Investment activity in the IT sector (excluding internet and direct marketing retail companies) experienced significant growth of 49% from June 2020 to June 2021, with its proportion of total investments increasing from 24% to 30%. Investment in this sector in Africa mostly consists of internet software and services, application software, and data processing and outsourced service companies, with the large majority directed towards venture capital application software. Egypt, Nigeria, South Africa and Kenya attract the highest level of investment into the IT sector on the continent.
According to Bain & Company’s Global Private Equity Report 2021, the number of PE deals slumped across the business landscape compared with the five-year average, except for the technology and telecom sectors. Globally, the broad technology sector attracted the most PE investment in 2020 (29% of total buyout deal count globally, 32% including fintech), with several subsectors standing out. Funds gravitated towards software as a service (SaaS) based businesses with particularly sticky business models.

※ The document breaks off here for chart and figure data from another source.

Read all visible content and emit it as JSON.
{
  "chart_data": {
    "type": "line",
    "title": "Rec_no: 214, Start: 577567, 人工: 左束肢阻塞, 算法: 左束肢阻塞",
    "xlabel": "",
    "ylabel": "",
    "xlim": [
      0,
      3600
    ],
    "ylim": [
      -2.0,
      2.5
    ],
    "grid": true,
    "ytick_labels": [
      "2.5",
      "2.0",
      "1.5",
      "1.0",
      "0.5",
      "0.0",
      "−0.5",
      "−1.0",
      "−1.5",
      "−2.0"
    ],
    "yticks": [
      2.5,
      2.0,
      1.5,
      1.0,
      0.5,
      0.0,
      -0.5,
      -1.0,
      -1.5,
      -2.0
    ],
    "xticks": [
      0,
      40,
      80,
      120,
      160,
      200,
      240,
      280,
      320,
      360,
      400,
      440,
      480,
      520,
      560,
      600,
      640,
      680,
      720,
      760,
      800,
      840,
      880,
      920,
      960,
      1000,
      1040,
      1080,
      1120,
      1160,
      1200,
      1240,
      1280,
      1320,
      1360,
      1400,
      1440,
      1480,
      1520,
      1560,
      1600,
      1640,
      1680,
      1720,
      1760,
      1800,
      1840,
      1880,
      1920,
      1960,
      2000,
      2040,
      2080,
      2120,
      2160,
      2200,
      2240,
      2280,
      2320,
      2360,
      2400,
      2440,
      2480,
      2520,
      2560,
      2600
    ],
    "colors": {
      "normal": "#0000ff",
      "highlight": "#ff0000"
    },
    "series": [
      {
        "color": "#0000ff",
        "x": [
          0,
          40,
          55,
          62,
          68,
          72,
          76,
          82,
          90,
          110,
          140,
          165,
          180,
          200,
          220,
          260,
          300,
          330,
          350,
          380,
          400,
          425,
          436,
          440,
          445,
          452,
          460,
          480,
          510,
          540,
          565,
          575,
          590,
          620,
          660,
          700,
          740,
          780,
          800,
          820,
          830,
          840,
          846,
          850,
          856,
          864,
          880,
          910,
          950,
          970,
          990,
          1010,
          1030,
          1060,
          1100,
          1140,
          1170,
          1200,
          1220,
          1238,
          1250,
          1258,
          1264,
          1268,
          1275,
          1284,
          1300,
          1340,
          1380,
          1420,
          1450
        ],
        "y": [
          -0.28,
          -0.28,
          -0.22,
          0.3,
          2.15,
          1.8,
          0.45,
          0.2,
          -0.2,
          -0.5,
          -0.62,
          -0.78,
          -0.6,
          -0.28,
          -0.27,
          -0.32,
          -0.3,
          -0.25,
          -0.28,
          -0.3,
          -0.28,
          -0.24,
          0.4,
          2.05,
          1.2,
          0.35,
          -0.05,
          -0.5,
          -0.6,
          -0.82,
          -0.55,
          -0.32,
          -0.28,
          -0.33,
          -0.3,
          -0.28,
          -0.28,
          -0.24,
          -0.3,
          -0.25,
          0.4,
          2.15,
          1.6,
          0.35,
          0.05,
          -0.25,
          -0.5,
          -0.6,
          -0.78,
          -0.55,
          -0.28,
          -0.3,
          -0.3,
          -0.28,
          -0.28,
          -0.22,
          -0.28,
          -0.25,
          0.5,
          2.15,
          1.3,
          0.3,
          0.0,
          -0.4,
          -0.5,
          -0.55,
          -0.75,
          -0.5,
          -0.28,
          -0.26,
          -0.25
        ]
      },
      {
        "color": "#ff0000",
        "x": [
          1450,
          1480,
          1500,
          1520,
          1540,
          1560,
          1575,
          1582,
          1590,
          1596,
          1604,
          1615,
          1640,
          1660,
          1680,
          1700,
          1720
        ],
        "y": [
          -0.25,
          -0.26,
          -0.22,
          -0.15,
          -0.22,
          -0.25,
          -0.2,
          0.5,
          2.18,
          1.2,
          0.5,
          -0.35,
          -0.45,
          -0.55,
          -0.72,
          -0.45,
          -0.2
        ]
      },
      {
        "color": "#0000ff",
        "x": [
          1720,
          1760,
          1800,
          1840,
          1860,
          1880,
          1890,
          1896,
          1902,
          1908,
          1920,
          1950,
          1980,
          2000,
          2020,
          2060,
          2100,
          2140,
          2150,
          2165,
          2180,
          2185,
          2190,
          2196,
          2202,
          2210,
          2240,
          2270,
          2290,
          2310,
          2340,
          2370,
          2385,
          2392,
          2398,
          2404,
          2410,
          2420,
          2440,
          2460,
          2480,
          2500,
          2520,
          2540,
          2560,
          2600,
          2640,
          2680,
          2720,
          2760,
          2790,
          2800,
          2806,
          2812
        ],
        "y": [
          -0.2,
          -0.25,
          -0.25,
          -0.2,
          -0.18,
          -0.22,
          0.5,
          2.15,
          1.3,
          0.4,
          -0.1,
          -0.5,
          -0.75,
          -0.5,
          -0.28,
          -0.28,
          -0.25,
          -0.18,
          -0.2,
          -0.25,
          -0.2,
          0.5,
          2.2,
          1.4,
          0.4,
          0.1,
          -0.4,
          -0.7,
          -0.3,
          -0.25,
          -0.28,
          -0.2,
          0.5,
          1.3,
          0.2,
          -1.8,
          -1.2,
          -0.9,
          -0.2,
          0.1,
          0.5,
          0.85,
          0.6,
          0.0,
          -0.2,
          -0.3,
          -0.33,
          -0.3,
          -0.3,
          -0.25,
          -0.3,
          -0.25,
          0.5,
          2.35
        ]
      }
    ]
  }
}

Following a subdued period ending June 2020, investments in the healthcare sector increased by 40% as of June 2021, with venture capital investments in the ‘technology healthcare’ subsector attracting the most transactions, where Egypt and South Africa are the biggest gainers. This was primarily driven by the increased focus on the sector and opportunities. The 2021 Deloitte Africa Private Equity Confidence Survey notes that the pandemic revealed gaps in the healthcare systems in the region, increasing investments that are expected to improve access to medical equipment and healthcare facilities in the broader health ecosystem.
The other two traditionally large sectors for investment — financials and industrials — have attracted similar levels of investment activity in the period ended June 2021 when compared to the prior year. Industrials include the construction, engineering, transport, logistics, equipment, and machinery industries. Investment is mostly in the light industrial sector with a focus on import substitution. The two above-mentioned sectors have contributed a total of 9% and 13% of the total investment activity respectively as at June 2021.
Weighing in at 10% of investment activity, the communication services sector saw a 43% increase as at June 2021. The largest sub-sector of this category is Interactive Media and Services, which includes companies engaging in content and information creation for distribution through proprietary platforms. Interactive media adoption grew largely on the back of the pandemic, which catalysed the shift towards digital media consumption.